Thursday, March 04, 2010

 

Obscurity of the Day: Trixy and Frisky and Flitchy


The feature Trixy and Frisky and Flitchy is over a hundred years old, but looking at it you'd swear it was more like 150. The subject and art style just seem so mid-Victorian to me. It's all quite attractively done, mind you, but it looks like something cribbed out of an old copy of Phunny Phellow or Frank Leslie's Budget of Fun. The creator, who signed him- or herself only as Arrowhead, seems an apt moniker. As in "this stuff looks so old I bet they dug it up with some old arrowheads".

The versifying, on the other hand, is truly timeless. What was the mania these early cartoonists had for poetry, anyway? Sure, I know it comes from the Victorian tradition, and that people in this period still appreciated a little iambic pentameter sprinkled about in their newspapers. But if you were so completely inept at the activity, like our pal Arrowhead here, why wouldn't you stick with prose? Why torture the poor newspaper readers of Philadelphia -- what'd they ever do to you?
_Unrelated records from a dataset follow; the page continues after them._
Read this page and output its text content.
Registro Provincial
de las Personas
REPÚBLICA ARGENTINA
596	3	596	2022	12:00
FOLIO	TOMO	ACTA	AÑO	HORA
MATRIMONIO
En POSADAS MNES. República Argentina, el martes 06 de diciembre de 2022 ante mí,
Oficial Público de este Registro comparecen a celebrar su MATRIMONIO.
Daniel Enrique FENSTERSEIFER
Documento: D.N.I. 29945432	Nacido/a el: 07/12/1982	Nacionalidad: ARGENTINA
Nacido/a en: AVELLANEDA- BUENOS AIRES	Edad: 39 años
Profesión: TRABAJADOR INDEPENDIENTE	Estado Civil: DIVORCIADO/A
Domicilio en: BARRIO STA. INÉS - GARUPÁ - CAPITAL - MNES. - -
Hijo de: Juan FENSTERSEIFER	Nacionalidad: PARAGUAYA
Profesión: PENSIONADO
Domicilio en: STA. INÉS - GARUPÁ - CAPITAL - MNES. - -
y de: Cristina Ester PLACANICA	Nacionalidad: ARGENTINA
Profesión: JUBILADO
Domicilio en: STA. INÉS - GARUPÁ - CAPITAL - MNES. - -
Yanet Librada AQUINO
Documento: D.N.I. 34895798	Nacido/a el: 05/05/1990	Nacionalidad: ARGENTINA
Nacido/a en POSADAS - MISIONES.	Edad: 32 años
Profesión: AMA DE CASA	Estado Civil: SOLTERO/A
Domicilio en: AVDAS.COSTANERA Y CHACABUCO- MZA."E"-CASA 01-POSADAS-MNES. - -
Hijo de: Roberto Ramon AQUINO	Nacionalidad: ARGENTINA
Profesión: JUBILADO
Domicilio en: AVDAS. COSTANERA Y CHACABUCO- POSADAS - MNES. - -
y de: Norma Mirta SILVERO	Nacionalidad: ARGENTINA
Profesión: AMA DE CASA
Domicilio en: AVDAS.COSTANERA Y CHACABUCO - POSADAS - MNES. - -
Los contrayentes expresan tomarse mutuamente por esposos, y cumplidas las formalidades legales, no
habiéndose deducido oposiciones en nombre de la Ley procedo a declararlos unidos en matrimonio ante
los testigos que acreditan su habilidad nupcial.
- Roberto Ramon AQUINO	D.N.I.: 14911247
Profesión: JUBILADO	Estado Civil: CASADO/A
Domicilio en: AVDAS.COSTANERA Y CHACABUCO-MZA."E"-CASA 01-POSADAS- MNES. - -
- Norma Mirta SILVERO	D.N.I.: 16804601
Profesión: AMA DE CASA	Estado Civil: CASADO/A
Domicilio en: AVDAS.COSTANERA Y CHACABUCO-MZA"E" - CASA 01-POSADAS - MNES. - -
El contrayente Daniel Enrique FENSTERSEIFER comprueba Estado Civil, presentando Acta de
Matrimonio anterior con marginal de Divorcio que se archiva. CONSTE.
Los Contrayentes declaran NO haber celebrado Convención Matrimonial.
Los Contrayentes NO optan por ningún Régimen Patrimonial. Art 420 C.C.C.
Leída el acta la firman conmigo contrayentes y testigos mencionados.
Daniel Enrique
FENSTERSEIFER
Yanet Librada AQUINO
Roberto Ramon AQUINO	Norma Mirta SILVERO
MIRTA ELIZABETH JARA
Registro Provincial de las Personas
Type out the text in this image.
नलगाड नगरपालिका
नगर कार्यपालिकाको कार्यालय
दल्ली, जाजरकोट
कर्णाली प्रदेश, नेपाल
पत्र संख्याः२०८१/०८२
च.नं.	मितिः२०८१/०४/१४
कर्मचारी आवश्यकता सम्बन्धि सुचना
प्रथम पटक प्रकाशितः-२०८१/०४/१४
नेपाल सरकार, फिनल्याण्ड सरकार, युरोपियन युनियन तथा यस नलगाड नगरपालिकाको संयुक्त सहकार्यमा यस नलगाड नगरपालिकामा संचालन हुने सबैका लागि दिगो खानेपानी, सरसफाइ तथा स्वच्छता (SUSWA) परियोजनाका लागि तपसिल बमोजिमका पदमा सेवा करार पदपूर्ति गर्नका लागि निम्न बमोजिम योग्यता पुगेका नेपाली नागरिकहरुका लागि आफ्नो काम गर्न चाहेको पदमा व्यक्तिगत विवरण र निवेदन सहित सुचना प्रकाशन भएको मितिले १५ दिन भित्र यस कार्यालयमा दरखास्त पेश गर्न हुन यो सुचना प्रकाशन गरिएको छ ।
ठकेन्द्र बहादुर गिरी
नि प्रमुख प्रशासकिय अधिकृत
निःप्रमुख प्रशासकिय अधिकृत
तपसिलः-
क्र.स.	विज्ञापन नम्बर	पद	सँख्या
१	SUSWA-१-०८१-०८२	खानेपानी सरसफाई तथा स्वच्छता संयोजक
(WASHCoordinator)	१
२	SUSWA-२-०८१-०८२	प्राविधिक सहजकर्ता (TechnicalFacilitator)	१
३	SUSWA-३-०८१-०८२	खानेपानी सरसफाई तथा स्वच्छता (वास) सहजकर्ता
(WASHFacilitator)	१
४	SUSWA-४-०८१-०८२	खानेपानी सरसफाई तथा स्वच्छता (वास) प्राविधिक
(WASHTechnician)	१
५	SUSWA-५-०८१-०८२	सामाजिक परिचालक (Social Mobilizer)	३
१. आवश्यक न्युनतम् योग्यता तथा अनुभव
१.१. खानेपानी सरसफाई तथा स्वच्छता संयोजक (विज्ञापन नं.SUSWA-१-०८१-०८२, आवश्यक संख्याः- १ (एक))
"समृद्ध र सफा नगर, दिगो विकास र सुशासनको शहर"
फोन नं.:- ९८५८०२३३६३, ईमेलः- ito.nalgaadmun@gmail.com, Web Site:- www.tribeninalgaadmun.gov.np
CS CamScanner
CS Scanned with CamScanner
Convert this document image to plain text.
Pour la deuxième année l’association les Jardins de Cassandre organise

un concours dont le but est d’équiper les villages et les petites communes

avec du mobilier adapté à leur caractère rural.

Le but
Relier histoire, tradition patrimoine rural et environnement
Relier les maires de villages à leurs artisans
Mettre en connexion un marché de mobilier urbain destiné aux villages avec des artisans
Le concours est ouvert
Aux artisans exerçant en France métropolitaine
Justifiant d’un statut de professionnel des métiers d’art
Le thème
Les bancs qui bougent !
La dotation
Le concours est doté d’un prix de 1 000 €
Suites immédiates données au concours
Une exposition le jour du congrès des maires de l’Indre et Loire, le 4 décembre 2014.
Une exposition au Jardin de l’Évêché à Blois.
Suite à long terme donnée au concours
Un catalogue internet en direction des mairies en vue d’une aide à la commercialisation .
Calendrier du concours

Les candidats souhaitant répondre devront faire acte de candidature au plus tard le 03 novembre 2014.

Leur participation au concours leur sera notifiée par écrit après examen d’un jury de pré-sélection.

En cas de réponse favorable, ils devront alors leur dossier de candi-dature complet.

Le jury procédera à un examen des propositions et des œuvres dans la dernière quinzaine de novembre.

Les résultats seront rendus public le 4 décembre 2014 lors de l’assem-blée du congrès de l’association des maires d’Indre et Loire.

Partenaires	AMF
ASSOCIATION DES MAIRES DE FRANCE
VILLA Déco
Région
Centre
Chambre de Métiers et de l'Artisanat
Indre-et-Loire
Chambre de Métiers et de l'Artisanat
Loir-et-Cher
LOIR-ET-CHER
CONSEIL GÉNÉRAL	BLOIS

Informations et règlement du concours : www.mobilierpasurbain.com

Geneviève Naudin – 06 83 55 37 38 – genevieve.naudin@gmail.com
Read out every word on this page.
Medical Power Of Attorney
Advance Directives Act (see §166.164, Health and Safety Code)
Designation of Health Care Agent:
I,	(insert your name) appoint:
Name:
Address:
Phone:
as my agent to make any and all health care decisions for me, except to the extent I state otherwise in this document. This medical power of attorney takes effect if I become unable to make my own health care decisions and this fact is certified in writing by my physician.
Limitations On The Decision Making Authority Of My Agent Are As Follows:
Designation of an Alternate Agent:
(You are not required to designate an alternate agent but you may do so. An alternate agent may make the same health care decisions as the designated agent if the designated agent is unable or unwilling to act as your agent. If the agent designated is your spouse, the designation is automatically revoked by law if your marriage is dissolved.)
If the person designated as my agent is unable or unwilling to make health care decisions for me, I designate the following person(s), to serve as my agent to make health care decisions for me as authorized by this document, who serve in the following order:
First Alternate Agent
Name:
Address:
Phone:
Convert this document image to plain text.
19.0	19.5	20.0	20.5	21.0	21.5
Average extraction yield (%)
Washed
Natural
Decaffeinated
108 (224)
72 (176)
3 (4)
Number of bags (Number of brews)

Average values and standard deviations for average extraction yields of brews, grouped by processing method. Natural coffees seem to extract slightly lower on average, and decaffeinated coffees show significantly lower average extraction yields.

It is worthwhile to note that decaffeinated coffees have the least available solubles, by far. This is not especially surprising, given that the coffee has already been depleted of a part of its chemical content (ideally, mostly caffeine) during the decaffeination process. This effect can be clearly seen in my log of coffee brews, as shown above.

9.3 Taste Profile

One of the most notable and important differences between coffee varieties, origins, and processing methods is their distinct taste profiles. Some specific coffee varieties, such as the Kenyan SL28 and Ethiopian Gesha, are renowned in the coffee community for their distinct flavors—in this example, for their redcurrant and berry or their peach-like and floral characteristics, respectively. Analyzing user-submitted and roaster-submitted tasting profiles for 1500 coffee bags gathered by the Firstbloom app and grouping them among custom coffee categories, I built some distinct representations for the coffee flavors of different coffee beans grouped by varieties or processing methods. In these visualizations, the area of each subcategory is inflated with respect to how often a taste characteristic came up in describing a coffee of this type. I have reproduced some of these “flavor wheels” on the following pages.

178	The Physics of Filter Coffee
Anyway, no point in flogging a century-dead horse. Here are the stats. The clowns Trixy and Frisky and their lovely porcine assistant Flitchy took their first bows in the Philadelphia North American on April 15 1906 and got the hook on June 3 of that year. Artist Arrowhead wasn't heard from again -- presumably he was put back in the Indian burial mound where they found him.

Thanks to Cole Johnson for the scan!